Over the last few months The Bill Douglas Cinema Museum has had a new visitor in the form of a magnificent pheasant which has taken residence in the museum’s sculpture ‘Reflected Vision’. ‘Reflected Vision’ is a sculpture created by artist Kenny Munro in 2015 which is informed by the museum’s collections of optical media, especially the Kaleidoscope. Because of this the museum have named him ‘Brewster’, after Sir David Brewster who invented that ever popular children’s toy in the 1820s. Brewster has been with us since May, delighting visitors and frequently admiring himself in the multiple mirrors that make up ‘Reflected Vision’”.

Kenny came down from Scotland recently to celebrate our 20th anniversary and wrote the following piece for us, which uses the arrival of Brewster to think about how the museum, and our sculpture, reflects the spirit of Bill Douglas and the collection that he put together with his friend Peter Jewell, linking Scotland and the South West, filmmaking and the love of the moving and projected image.

You can enjoy 'Reflected Vision' yourself at any time. If you enter the sculpture you will see multiple images of yourself and you can play around with different ways of seeing. There is a poetry stone with a verse from the Rubijat of Omar Khayyam about the wonders of projection that Bill Douglas used to preface his screenplay to his masterpiece 'Comrades'. In the winter the light creates beautiful reflections of nature onto the mirrored stainless steel. And you might also see Bewster...

Celebrating the 20th anniversary of the Bill Douglas Cinema Museum 

Our Avian Comrade by Kenny Munro

Photograph by Arielle Woods

 

The bird that flew the nest - returning to share and share alike.

Imagine a bird’s flight path from Newcraighall, in Scotland, via Egypt then London to finally come to roost in Exeter University. The ‘Trilogy’ of films by Bill Douglas have also grown wings and flown round the globe expressing a creative life, encouraging many filmmakers to respond to their own world and defining a role within it.

This expression of humanity in the world of film is represented in the cinema museum established twenty years ago in Exeter University. 

The joy and passionate collecting by Peter Jewell and Bill Douglas has amassed a cornucopia of historic artefacts and filmic exhibits which has now matured in Exeter for all to enjoy, providing a temple for the study of the moving image and its historic origins in the Bill Douglas Cinema Museum.

Held in a democratic institution where inspiration, free access, education and sharing go hand in hand. Celebrated now for twenty years the collection has grown as a vast educational hub and a mass of creative invention, humanity and optimism. Expressing the spirit of ‘share and share alike’ as also revealed by the travelling lanternist in Bill’s epic film ‘Comrades’.

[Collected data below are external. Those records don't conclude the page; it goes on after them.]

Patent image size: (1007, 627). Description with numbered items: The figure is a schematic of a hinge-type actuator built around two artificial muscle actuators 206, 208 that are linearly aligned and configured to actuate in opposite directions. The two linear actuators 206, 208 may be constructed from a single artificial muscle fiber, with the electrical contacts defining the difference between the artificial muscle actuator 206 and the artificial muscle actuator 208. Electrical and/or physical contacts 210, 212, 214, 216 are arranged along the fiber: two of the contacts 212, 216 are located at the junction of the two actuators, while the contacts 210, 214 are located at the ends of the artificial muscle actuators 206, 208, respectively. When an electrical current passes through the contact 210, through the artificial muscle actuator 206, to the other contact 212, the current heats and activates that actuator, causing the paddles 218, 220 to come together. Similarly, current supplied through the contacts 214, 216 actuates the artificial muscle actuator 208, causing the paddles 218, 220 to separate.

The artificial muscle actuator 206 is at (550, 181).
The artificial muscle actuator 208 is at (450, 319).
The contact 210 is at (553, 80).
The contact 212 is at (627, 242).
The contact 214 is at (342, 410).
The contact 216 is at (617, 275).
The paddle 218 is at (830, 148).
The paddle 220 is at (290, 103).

Bill’s films have travelled the world like the pigeons held dear by his Scottish relatives; these birds flew freely on a mission before returning to be nurtured in a safe haven.

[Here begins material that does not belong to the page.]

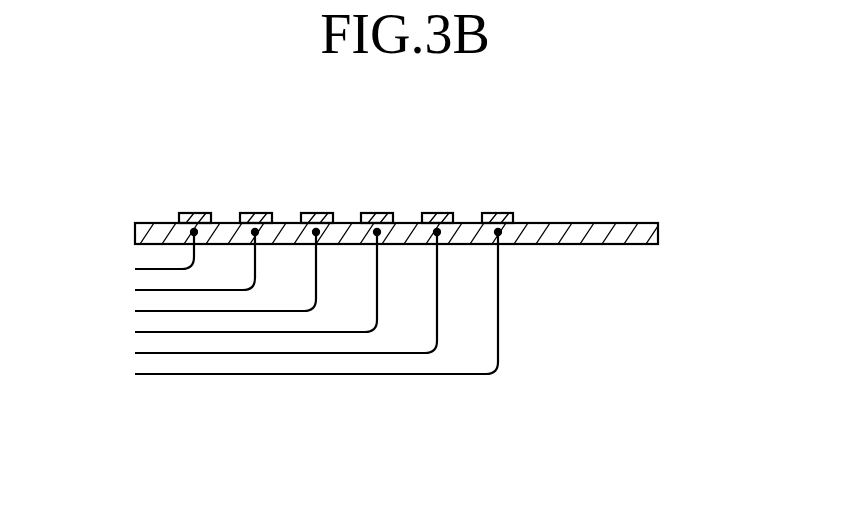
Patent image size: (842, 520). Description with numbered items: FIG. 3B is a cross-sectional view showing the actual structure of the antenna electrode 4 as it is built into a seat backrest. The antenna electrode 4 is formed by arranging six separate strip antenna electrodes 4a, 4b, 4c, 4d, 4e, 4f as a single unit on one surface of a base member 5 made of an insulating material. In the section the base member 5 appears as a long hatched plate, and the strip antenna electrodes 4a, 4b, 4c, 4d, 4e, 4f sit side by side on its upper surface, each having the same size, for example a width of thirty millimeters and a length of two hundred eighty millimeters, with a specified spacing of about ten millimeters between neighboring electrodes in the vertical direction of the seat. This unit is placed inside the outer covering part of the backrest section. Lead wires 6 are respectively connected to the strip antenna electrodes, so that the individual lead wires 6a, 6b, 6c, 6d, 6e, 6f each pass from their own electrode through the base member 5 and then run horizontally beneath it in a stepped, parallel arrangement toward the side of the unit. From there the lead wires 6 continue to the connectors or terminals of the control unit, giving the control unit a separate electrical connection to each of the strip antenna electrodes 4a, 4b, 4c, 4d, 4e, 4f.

Let’s hope the rich ‘ ever expanding’ collection of artefacts in the museum will be enjoyed for the next twenty years. 

The largest addition to the collection is a specially designed metal sculpture surmounted by a magic lantern, entitled ‘Reflected Vision’ which is sited outside the museum. Since its installation, in 2015 it has been a focus for many folk and some unexpected avian visitors.

 Most surprisingly the mirrored stainless steel structure has attracted a curious pheasant as a daily visitor and for many months it seems to have established a residency on site! Is the bird defining a new territory with the company of its own reflected vision or could it be imagined to symbolise a distant avian spirit and Comrade from Newcraighall, returning to visit after a long journey?